A marvelous depiction of sad passivity. Every sentence is tight and beautiful, excellent from the opening line.
She'll never leave. You should leave, take a hold of life. It is very sad. Very touching.
Well-written, Susan. "Every morning, I listen to Gabe's tires crunch down the gravel drive, then accelerate onto asphalt that brings him to the city, to the people in his life who make him laugh. Last time I saw his office was years ago. He's messy there, too, but it's happy chaos. Every night, the place is sanitized by professionals."
Especially like the way you close the piece. *
Great title, too! Very early-Atwood, the way you parse her grievances with a fine-edged scalpel, and put it all upon the husband, who dares laugh with his friends. She's so immobilized by now, I wonder if Steve's right, that she'll never leave, unstick her life. I wonder what her husband gets out of this, a life without touching. I wonder why he hasn't left himself. I wonder if he'd even feel relief if he came home and she wasn't there. She barely is now.
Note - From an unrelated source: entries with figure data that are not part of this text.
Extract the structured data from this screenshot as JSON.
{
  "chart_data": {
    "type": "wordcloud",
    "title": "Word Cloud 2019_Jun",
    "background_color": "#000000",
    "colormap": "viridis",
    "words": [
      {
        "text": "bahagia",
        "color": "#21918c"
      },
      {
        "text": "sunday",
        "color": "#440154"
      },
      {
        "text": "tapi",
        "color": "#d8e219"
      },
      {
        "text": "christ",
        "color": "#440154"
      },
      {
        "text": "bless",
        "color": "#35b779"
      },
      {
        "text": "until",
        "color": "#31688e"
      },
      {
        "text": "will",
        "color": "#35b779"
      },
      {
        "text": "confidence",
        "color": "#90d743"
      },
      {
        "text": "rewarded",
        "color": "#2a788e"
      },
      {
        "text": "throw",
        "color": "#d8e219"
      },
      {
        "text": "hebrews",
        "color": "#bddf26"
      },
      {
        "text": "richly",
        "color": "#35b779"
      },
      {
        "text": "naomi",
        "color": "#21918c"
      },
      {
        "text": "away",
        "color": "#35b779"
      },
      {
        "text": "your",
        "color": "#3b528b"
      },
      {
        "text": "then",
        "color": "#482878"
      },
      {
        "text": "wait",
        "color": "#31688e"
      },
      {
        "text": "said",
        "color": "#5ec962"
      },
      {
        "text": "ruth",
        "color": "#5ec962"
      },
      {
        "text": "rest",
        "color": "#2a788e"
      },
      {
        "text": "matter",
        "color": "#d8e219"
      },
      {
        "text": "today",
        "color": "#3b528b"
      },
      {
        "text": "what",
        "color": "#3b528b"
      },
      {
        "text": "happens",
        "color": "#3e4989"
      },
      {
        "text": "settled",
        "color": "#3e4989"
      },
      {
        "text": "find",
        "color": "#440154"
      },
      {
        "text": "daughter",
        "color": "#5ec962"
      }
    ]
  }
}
Beautifully written, Susan.
The image of those hideous Gerbera daisies is perfect. "Shellacked". That too is perfect.
And "safe". Safe as a grave.
This is the saddest thing I've read in a while.
Wow. I feel this. Really speaks to me at this point in my life. Thanks for sharing.
There are people who have tried to describe this before. This is the most successful I have seen.
Very powerful opening, nicely sustained throughout.